People could finally have more freedom to choose their future employer and consider whether the job conditions meet their expectations. Employers also witnessed what happens when employees can choose and how that ability empowers them. Many business leaders were forced to think about what caused these resignations and the part they played in their workers’ decision-making. As a result, employers had to see things from their employees’ perspectives and become more empathetic.
That empathy could also encourage many leaders to re-evaluate their viewpoints and whether they treat others with understanding and compassion.
2. Employees are Becoming More Confident, While Employers Can Become Better Leaders
People know they can be more selective about their future jobs and switch their current companies if they receive poor treatment or low salaries. That knowledge makes them more confident that they can find another job if they’re unhappy or mistreated.
Most employers are also aware of their employees’ renewed confidence and ability to leave them more easily than before the pandemic. If they embrace that as a positive change, it could help them become better and more well-rounded leaders who can attract and retain top talents.
3. Employees Can Pursue Their Passions and Objectives, Employers Can Reinvent Their Way to Workplace Management
The decision to stay with a company should never depend solely on a contract or lack of other available opportunities. Instead, employees should find joy in their jobs and use them to explore their affinities and develop new skills.

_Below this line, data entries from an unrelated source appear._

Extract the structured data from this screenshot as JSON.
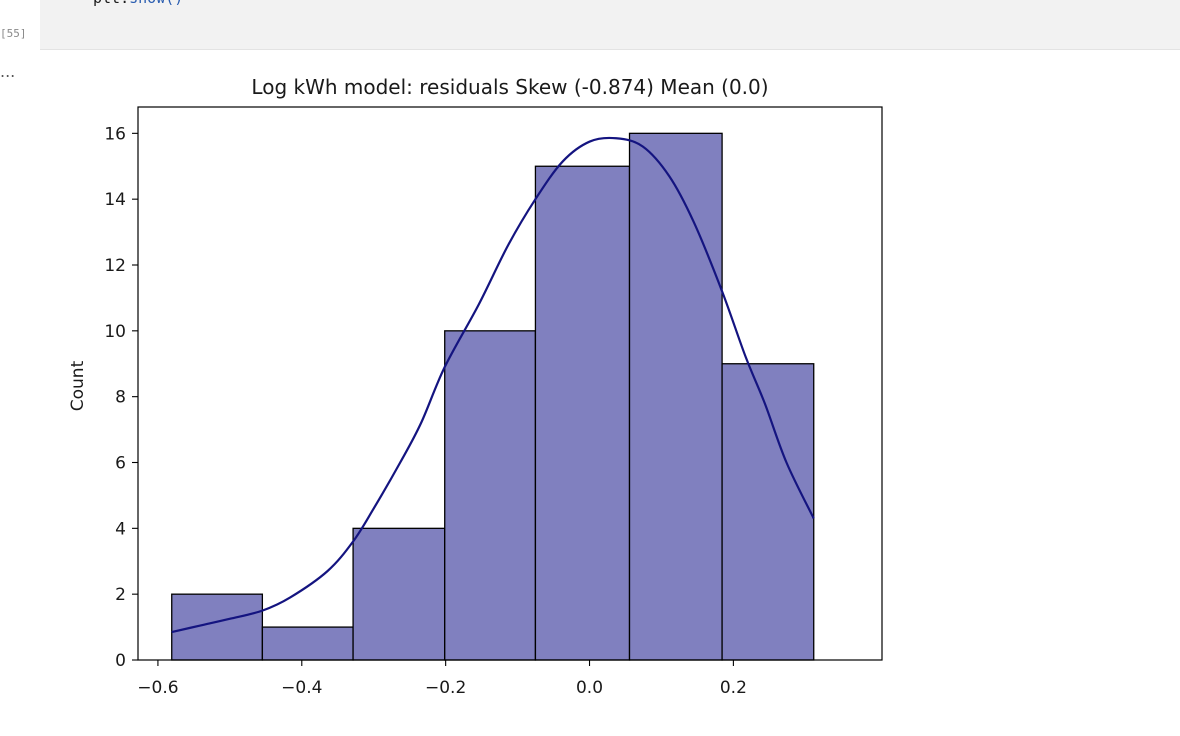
{
  "notebook": {
    "code_text_module": "plt",
    "code_text_dot": ".",
    "code_text_method": "show",
    "code_text_parens": "()",
    "execution_count": "[55]",
    "output_prompt": "..."
  },
  "chart_data": {
    "type": "bar",
    "title": "Log kWh model: residuals Skew (-0.874) Mean (0.0)",
    "xlabel": "",
    "ylabel": "Count",
    "xlim": [
      -0.6277,
      0.4066
    ],
    "ylim": [
      0,
      16.8
    ],
    "xticks": [
      -0.6,
      -0.4,
      -0.2,
      0.0,
      0.2
    ],
    "xtick_labels": [
      "−0.6",
      "−0.4",
      "−0.2",
      "0.0",
      "0.2"
    ],
    "yticks": [
      0,
      2,
      4,
      6,
      8,
      10,
      12,
      14,
      16
    ],
    "ytick_labels": [
      "0",
      "2",
      "4",
      "6",
      "8",
      "10",
      "12",
      "14",
      "16"
    ],
    "bins": [
      {
        "x0": -0.5808,
        "x1": -0.4548,
        "count": 2
      },
      {
        "x0": -0.4548,
        "x1": -0.3287,
        "count": 1
      },
      {
        "x0": -0.3287,
        "x1": -0.2013,
        "count": 4
      },
      {
        "x0": -0.2013,
        "x1": -0.0752,
        "count": 10
      },
      {
        "x0": -0.0752,
        "x1": 0.0556,
        "count": 15
      },
      {
        "x0": 0.0556,
        "x1": 0.1843,
        "count": 16
      },
      {
        "x0": 0.1843,
        "x1": 0.3117,
        "count": 9
      }
    ],
    "kde": {
      "x": [
        -0.5808,
        -0.5405,
        -0.5003,
        -0.4548,
        -0.4161,
        -0.3643,
        -0.3287,
        -0.3001,
        -0.2632,
        -0.2342,
        -0.2013,
        -0.154,
        -0.1132,
        -0.0752,
        -0.0371,
        0.0003,
        0.0371,
        0.074,
        0.1108,
        0.145,
        0.1843,
        0.2172,
        0.2436,
        0.2738,
        0.3117
      ],
      "y": [
        0.85,
        1.05,
        1.25,
        1.5,
        1.9,
        2.7,
        3.6,
        4.6,
        6.0,
        7.2,
        8.9,
        10.8,
        12.6,
        14.0,
        15.15,
        15.75,
        15.85,
        15.6,
        14.7,
        13.3,
        11.2,
        9.2,
        7.8,
        6.0,
        4.3
      ]
    },
    "grid": false,
    "legend": "none",
    "bar_color": "#8080bf",
    "bar_edge_color": "#000000",
    "kde_color": "#141480"
  }
}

Otherwise, they could struggle with productivity and performance. That may provide a stimulus for employers to reinvent their approach to managing workplaces and establish more inclusive, equitable, and fair work environments.
4. Both Parties Learn That Burnout Isn’t a Necessity for Success
People often assume that success in a corporate world is synonymous with burnout. If they don’t work hard, they might not reach their goals or impress their superiors.
But unreasonable workload and stress shouldn’t be normalized nor the prerequisite for success. The Great Resignation might remind employers and employees that they can work smart, not hard, and still achieve their goals.
5. Both Parties Get to Work with Those Who Share Their Values and Visions
Employees leave for various reasons, but that implies they weren’t compatible with their employers. Yet, this relationship should be healthy and fulfilling for both parties.
Even though turnover may affect the business negatively, it allows companies to find employees sharing the same values, visions, and objectives. The most significant part is to learn from every resignation and use these lessons to improve and do better in the future.
The Great Resignation may sound scary, but employers can benefit from it if they shift their perspectives. The goal is to perceive it as a learning opportunity instead of a business disaster.
Employers can use the Great Resignation as an opportunity to understand why their employees love working with them and what made them leave. These insights can help them enhance their strategies and learn to be more empathetic and understanding business leaders who know to attract and retain the best talents.